Now, it seems to be claimed by petitioner’s counsel that, only in cases expressly specified in § 2818, already discussed, and in cases covered by § 2815, can a “testamentary trustee” be required by the Surrogate to give bonds, and it is insisted that the term “testamentary trustee,” as used in the latter section, is not limited in its meaning to trustees appointed by the will of a testator, but includes, also, any successor' to such trustees who may be appointed by the Surrogate. In support of the latter conten*232tion, counsel refers to § 2514, which declares that, with certain exceptions, the expression “ testamentary trustee,” wherever it is used in the 18th chapter of the Code, shall be held to include “ every person who is designated by a will, or by any competent authority, to execute a trust created by a will.” The same section, however, provides that such rule of interpretation shall not be observed “ where a contrary intent is expressly declared in the provision to be construed, or is plainly apparent from the context thereof.”

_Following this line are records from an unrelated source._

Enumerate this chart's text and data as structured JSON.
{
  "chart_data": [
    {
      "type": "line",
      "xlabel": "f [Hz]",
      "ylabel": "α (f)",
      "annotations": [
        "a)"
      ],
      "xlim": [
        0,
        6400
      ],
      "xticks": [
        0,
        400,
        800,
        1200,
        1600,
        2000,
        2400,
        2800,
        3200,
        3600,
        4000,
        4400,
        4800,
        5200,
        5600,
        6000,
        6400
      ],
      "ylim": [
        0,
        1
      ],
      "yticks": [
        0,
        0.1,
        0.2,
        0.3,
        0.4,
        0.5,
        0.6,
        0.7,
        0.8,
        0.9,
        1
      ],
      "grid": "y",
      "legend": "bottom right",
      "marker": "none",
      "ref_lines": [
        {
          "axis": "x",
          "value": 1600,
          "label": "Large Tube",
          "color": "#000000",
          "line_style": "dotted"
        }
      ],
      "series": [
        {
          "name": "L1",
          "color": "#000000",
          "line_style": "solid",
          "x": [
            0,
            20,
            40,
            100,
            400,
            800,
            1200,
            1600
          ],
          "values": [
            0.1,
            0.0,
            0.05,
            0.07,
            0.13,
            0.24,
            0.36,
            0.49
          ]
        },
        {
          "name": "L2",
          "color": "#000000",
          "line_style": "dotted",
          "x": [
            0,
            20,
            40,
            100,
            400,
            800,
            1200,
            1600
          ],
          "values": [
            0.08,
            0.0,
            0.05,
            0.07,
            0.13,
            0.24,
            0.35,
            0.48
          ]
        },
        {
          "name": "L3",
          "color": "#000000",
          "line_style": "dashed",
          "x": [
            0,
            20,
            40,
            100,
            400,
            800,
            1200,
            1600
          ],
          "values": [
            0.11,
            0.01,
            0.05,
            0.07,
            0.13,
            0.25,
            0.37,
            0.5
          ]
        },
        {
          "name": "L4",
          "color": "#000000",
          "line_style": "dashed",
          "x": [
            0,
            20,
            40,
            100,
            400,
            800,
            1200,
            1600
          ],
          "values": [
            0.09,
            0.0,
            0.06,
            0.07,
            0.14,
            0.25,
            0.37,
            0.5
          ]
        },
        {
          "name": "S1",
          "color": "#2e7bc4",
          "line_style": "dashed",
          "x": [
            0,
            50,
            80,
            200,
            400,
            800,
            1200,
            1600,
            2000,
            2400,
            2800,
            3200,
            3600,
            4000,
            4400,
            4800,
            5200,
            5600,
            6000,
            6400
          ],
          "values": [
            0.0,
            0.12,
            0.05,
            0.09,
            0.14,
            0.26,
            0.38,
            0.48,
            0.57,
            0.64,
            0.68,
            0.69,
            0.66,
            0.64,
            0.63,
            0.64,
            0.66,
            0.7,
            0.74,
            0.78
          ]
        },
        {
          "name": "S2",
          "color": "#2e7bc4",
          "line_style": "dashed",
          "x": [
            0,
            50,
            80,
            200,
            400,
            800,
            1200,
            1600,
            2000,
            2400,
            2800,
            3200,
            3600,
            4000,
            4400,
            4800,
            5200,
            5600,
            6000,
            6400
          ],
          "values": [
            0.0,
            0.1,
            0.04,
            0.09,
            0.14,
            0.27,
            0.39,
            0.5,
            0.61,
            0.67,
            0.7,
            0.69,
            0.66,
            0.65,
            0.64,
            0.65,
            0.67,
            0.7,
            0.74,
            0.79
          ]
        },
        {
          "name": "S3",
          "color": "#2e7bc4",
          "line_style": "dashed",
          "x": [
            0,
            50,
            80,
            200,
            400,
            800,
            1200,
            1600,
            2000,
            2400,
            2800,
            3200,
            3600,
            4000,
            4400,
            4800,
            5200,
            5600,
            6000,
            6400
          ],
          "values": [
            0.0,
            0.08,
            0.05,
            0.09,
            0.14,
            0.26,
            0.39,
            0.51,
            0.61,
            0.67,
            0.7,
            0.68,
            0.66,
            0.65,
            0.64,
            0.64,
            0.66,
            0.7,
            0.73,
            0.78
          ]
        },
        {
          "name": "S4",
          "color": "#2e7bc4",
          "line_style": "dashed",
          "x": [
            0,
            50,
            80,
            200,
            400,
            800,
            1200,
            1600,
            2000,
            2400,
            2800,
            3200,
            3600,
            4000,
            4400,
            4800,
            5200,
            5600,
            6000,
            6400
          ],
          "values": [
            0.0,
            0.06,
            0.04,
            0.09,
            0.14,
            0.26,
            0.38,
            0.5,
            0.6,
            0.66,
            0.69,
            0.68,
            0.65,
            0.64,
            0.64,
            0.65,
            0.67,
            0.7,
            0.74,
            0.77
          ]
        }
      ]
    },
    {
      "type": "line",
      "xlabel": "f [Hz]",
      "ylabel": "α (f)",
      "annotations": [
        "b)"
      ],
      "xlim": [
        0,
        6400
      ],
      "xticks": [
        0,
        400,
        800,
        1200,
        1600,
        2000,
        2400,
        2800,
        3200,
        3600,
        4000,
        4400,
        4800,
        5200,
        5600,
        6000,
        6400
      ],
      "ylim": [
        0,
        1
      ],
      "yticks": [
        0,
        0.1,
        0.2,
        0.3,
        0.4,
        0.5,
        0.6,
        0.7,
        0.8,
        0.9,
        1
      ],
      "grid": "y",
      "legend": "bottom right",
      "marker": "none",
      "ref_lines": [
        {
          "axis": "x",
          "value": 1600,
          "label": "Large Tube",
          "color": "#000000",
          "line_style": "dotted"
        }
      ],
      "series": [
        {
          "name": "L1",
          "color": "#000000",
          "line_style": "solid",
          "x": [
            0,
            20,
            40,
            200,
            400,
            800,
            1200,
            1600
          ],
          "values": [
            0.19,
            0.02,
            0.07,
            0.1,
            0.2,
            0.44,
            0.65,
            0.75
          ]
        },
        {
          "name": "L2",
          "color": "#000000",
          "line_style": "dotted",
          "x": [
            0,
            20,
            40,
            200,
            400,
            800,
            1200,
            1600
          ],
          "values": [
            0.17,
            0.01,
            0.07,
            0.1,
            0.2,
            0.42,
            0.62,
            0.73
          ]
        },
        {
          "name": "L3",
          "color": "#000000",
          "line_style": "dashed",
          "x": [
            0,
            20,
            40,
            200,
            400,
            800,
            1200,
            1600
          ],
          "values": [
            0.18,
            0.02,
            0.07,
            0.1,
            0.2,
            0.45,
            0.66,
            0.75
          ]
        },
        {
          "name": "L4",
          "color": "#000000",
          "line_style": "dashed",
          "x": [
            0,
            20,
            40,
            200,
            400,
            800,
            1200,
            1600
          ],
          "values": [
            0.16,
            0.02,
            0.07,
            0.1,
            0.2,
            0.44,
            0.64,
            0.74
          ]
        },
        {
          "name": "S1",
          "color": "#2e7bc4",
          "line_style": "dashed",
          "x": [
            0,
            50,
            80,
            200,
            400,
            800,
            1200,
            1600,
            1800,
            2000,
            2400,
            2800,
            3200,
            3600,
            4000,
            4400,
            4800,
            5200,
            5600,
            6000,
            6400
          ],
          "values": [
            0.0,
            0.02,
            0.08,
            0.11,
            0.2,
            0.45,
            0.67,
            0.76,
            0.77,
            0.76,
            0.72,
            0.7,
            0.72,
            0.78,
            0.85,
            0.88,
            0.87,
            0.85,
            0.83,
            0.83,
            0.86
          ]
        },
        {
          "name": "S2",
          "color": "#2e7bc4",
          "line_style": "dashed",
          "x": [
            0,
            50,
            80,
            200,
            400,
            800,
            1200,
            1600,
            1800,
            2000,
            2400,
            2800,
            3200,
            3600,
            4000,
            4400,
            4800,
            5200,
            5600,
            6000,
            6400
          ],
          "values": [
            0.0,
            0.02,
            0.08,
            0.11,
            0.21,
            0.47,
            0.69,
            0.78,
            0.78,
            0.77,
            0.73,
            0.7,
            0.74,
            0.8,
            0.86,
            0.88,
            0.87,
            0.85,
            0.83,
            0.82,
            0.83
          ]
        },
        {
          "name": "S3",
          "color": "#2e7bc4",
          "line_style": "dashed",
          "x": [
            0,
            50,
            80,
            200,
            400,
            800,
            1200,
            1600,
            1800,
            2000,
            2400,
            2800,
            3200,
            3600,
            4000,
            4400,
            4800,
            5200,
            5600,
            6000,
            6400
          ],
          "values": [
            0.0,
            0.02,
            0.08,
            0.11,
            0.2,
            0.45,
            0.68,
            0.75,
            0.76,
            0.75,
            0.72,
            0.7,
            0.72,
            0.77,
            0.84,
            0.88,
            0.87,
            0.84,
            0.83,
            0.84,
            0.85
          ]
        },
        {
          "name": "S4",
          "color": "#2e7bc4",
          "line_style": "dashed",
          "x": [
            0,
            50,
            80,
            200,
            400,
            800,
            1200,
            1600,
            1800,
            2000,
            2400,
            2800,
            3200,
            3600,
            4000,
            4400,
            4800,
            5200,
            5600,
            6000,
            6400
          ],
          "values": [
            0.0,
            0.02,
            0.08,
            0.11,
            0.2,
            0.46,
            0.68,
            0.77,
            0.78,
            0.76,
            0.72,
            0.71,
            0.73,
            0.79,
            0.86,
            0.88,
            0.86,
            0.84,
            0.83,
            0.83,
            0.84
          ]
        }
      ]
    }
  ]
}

From a careful examination of the context, it is, I think, “plainly apparent” that the term testamentary trustee, as used in § 2815, means a trustee named in the will, and no other. This is strongly indicated by the close similarity which exists, throughout the 18th chapter, between the provisions that relate to executors and those that relate to testamentary trustees. That policy of the law which, only under special circumstances, permits the exaction of a bond from executors before granting them letters testamentary, would naturally require that similar restrictions be placed upon the Surrogate’s authority to impose, upon testamentary trustees selected by the testator himself, the burden of giving security.
That policy, on the other hand, could not be extended to the successors of such trustees with any more propriety than to administrators with the will annexed, which latter class of officers have always been required to give bonds. The Code says, in effect, considering its various provisions as a whole, that persons named as executors in a will are entitled *233to letters testamentary without giving bond, unless, when their right thereto is challenged, it appears that they reside out of the State, or that their circumstances do not afford adequate security for their due administration of the estate (§§ 2685, 2686, 2687). And it substantially says, also, that persons named as trustees in a will are entitled to exercise the functions of their office without security, subject only to the same limitations that are established in the case of executors (§§ 2815, 2816, 2817).
As to the successors of such trustees, however, I am convinced that the Surrogate, may, in all cases, lawfully require security at the time of their appointment. It must be furnished in the case at bar.